Written By: Lindsay Charles and Brandon Pedersen, Student-at-Law
Is a formal diagnosis of ‘chronic pain’ necessary to escape the Minor Injury Guideline (“MIG”)? A recent LAT decision suggests no, provided there is medical evidence documenting persistent pain for greater than 3 to 6 months.
In C.G. v The Guarantee Company of North America, 2020 CanLII 40333 (ON LAT), the applicant was involved in a motor vehicle accident in 2004 and then a subsequent accident in 2009. She suffered physical and psychological injuries as a result of these previous accidents and was deemed catastrophically impaired as a result of the 2004 accident.
The applicant was in a third automobile accident on February 20, 2015, when she was a passenger in a vehicle that was rear-ended. She sustained injuries to her back and right elbow and suffered post-accident headaches, as well as an exacerbation to her pre-existing injuries. As a result, she sought benefits pursuant to the Statutory Accident Benefits Schedule.
The applicant applied for medical benefits and was denied by the insurer because she was placed into the MIG. The applicant disagreed with the insurer’s decision and submitted an application to the LAT for dispute resolution.
A minor injury, for the purposes of the MIG, means a sprain, strain, whiplash associated disorder, contusion, abrasion, laceration or subluxation, and any clinically associated sequelae. Someone with minor injuries only has access to a maximum of $3,500 for medical and rehabilitation benefits, whereas someone with more severe injuries has access to up to $50,000 in benefits.
Adjudicator Johal agreed with the reconsideration decisions in T.S. and Aviva Insurance Canada, 2018 CanLII 83520 (ON LAT) and the decision in P.L. and Aviva Insurance Canada, 2019 CanLII 22223 (ON LAT), which found that chronic pain is not a minor injury and does not fall within the definition of the MIG. In P.L. and Aviva, Vice-Chair Trojek stated the following:
 I find that an actual diagnosis of CPS [chronic pain syndrome] is not required to remove an applicant from the MIG. My finding is based on the reconsideration decision of Executive Chair, Linda Lamoureux, in T.S. v. Aviva General Insurance Company. The Executive Chair in that decision found that chronic pain is by definition a condition that persists for three to six months, and that a diagnosis of CPS is not required to remove an applicant from the MIG.

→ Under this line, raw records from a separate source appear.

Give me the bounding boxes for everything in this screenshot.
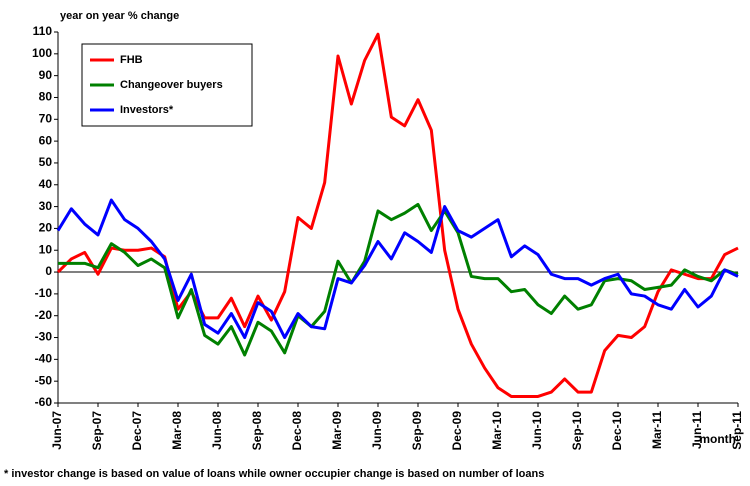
x-tick-label: Mar-08 <box>170 411 184 450</box>
y-tick-label: -30 <box>35 330 53 344</box>
x-tick-label: Sep-10 <box>570 411 584 451</box>
y-tick-label: 30 <box>39 199 53 213</box>
x-tick-label: Dec-09 <box>450 411 464 451</box>
legend-label: FHB <box>120 54 143 66</box>
y-tick-label: -50 <box>35 373 53 387</box>
footnote: * investor change is based on value of l… <box>4 468 544 480</box>
x-tick-label: Dec-08 <box>290 411 304 451</box>
x-tick-label: Dec-07 <box>130 411 144 451</box>
y-tick-label: 100 <box>32 46 52 60</box>
x-tick-label: Sep-09 <box>410 411 424 451</box>
x-tick-label: Mar-10 <box>490 411 504 450</box>
y-tick-label: 70 <box>39 111 53 125</box>
y-tick-label: 80 <box>39 90 53 104</box>
x-axis-label: month <box>699 432 736 446</box>
y-tick-label: 10 <box>39 242 53 256</box>
y-axis-label: year on year % change <box>60 10 179 22</box>
x-tick-label: Jun-10 <box>530 411 544 450</box>
x-tick-label: Dec-10 <box>610 411 624 451</box>
y-tick-label: -60 <box>35 395 53 409</box>
x-tick-label: Jun-11 <box>690 411 704 449</box>
x-tick-label: Mar-11 <box>650 411 664 449</box>
x-tick-label: Jun-08 <box>210 411 224 450</box>
x-tick-label: Sep-07 <box>90 411 104 451</box>
series-line <box>58 202 739 357</box>
x-tick-label: Jun-07 <box>50 411 64 450</box>
y-tick-label: 90 <box>39 68 53 82</box>
x-tick-label: Sep-08 <box>250 411 264 451</box>
y-tick-label: 50 <box>39 155 53 169</box>
y-tick-label: 40 <box>39 177 53 191</box>
x-tick-label: Mar-09 <box>330 411 344 450</box>
x-tick-label: Jun-09 <box>370 411 384 450</box>
y-tick-label: 0 <box>45 264 52 278</box>
y-tick-label: -20 <box>35 308 53 322</box>
y-tick-label: 20 <box>39 221 53 235</box>
legend-label: Changeover buyers <box>120 79 223 91</box>
series-line <box>56 198 739 340</box>
x-tick-label: Sep-11 <box>730 411 744 450</box>
y-tick-label: 110 <box>33 24 53 38</box>
y-tick-label: 60 <box>39 133 53 147</box>
legend-label: Investors* <box>120 104 174 116</box>
y-tick-label: -40 <box>35 352 53 366</box>
y-tick-label: -10 <box>35 286 53 300</box>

In C.G., the clinical notes and records of the applicant’s family doctor showed a diagnosis of a right elbow contusion and back strain following the 2015 accident, and referenced ongoing right elbow pain for more than two and half years post-accident. However, the applicant never received a formal diagnosis of chronic pain. The insurer’s position was that the lack of a formal diagnosis should prevent the applicant from escaping the MIG.
Adjudicator Johal stated that “Chronic pain is a condition that persists for three to six months and a formal diagnosis of chronic pain is not required to remove an applicant from the MIG.” Adjudicator Johal found that the applicant escaped the MIG due to her chronic pain:
 In my view, the medical evidence establishes that she suffers from chronic pain. She has visited her family doctor and other medical practitioners with respect to her elbow pain as discussed above repeatedly since the subject accident. Furthermore, the applicant’s treating physician, Dr. Hadcock, notes in an OCF-3 dated November 5, 2017, which is more than two and a half years post-accident that the anticipated duration of pain will be more than 12 weeks “due to severity of injuries (sic) & current chronicity, poor prognosis for return to significant activities.
The applicant was found to be outside the definition of the MIG and entitled to treatment beyond the monetary limits of $3,500.